Do tej pory nie było śledztwa
—mówi jego adwokat. 35-letni Kara-Murza to znany w Rosji zwolennik utrzymania sankcji Zachodu wobec rosyjskich polityków i biznesmenów. Kieruje radą Fundacji im. Borysa Niemcowa, nazwanej na cześć zamordowanego w lutym 2015 przywódcy opozycji. Jest też osobą, która po zamordowaniu Niemcowa przekazała Amerykanom tzw. „Listę Niemcowa”, która zawierała nazwiska Rosjan odpowiedzialnych za nagonkę na nieżyjącego opozycjonistę.

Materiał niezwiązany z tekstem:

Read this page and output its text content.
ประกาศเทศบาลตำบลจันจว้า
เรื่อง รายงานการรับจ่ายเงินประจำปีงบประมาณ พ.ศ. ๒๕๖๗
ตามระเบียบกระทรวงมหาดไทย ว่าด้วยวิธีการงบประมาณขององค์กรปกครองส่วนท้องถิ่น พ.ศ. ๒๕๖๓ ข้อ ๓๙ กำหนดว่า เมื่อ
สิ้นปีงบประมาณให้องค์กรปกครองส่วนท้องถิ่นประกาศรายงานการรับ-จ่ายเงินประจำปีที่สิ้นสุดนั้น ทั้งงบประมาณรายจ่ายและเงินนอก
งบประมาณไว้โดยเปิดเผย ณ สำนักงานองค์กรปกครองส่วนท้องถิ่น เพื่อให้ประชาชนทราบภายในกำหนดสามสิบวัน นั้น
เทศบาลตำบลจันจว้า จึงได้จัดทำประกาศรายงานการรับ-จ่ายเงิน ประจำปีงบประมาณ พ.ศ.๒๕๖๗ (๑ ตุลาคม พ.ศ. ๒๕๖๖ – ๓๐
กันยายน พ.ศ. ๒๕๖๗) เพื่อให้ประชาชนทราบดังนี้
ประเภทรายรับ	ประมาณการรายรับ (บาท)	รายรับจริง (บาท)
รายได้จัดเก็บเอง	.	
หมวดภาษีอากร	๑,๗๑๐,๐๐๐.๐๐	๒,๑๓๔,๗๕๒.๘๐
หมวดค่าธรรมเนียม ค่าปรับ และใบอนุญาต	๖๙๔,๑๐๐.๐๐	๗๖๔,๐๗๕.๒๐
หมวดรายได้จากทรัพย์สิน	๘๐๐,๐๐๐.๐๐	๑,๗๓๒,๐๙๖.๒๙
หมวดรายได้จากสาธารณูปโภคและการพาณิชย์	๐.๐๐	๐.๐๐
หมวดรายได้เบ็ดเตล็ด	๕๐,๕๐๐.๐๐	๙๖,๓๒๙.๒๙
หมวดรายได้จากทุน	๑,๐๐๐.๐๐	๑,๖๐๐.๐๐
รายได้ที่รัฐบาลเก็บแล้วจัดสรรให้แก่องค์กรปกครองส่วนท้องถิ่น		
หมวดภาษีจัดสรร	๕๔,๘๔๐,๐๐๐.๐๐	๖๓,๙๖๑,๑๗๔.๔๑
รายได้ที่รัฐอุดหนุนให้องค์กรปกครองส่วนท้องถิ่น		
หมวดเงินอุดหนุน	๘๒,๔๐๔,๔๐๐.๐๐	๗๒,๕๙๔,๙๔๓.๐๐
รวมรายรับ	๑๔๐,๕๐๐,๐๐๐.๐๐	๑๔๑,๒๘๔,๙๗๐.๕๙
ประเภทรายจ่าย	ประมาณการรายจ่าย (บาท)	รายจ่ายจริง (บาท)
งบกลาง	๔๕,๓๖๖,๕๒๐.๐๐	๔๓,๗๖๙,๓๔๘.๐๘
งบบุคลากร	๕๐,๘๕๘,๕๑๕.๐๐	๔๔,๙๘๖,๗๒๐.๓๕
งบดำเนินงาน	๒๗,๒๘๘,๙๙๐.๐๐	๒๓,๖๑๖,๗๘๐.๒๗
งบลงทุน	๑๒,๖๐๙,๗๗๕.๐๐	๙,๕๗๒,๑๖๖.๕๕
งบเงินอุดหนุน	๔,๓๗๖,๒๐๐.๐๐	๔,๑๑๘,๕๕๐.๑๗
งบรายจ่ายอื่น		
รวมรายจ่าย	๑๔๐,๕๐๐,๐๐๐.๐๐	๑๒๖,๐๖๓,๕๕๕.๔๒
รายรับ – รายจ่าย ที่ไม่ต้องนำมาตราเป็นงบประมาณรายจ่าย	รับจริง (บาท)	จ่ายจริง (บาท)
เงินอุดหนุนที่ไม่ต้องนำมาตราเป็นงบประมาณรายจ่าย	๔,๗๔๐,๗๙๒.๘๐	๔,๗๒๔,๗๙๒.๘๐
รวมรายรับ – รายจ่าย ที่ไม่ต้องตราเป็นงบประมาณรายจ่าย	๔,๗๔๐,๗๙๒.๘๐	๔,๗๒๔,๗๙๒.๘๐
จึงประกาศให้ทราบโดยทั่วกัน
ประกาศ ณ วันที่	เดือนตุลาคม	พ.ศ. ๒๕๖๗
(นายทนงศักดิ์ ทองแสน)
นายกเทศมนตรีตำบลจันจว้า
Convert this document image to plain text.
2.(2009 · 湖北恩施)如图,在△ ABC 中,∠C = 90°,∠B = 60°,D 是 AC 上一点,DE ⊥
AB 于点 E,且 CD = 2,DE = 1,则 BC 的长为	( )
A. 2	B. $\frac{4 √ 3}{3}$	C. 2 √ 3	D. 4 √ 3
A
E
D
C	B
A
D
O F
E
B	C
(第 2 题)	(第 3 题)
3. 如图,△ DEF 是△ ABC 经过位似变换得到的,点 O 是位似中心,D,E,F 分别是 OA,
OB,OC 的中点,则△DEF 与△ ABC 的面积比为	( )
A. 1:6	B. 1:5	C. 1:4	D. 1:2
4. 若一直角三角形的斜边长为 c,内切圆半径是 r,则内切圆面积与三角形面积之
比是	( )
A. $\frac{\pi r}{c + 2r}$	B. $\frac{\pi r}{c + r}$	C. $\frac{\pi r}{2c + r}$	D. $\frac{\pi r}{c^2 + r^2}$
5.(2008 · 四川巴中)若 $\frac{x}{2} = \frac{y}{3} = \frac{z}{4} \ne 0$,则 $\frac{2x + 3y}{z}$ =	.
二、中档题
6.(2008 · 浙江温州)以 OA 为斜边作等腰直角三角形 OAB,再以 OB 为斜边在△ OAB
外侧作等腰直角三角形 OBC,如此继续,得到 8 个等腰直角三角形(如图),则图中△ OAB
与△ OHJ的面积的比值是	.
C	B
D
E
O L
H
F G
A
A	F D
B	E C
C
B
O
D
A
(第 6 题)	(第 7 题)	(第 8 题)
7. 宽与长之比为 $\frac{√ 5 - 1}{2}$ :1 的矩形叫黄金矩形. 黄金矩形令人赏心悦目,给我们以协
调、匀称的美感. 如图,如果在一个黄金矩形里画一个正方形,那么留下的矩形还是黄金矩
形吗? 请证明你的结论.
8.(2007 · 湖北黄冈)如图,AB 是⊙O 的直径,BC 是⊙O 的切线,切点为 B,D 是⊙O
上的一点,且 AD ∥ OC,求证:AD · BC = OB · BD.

„Deutsche Welle” informuje, że Kara-Murza, zanim ponownie trafił do szpitala, złożył wniosek o zgodę na marsz Niemcowa, mający na celu uczczenie zamordowanego polityka opozycji. Ilja Jaszyn, także opozycjonista, w rozmowie z „DW” powiedział, że „Kara-Murza bał się o swoje życie”.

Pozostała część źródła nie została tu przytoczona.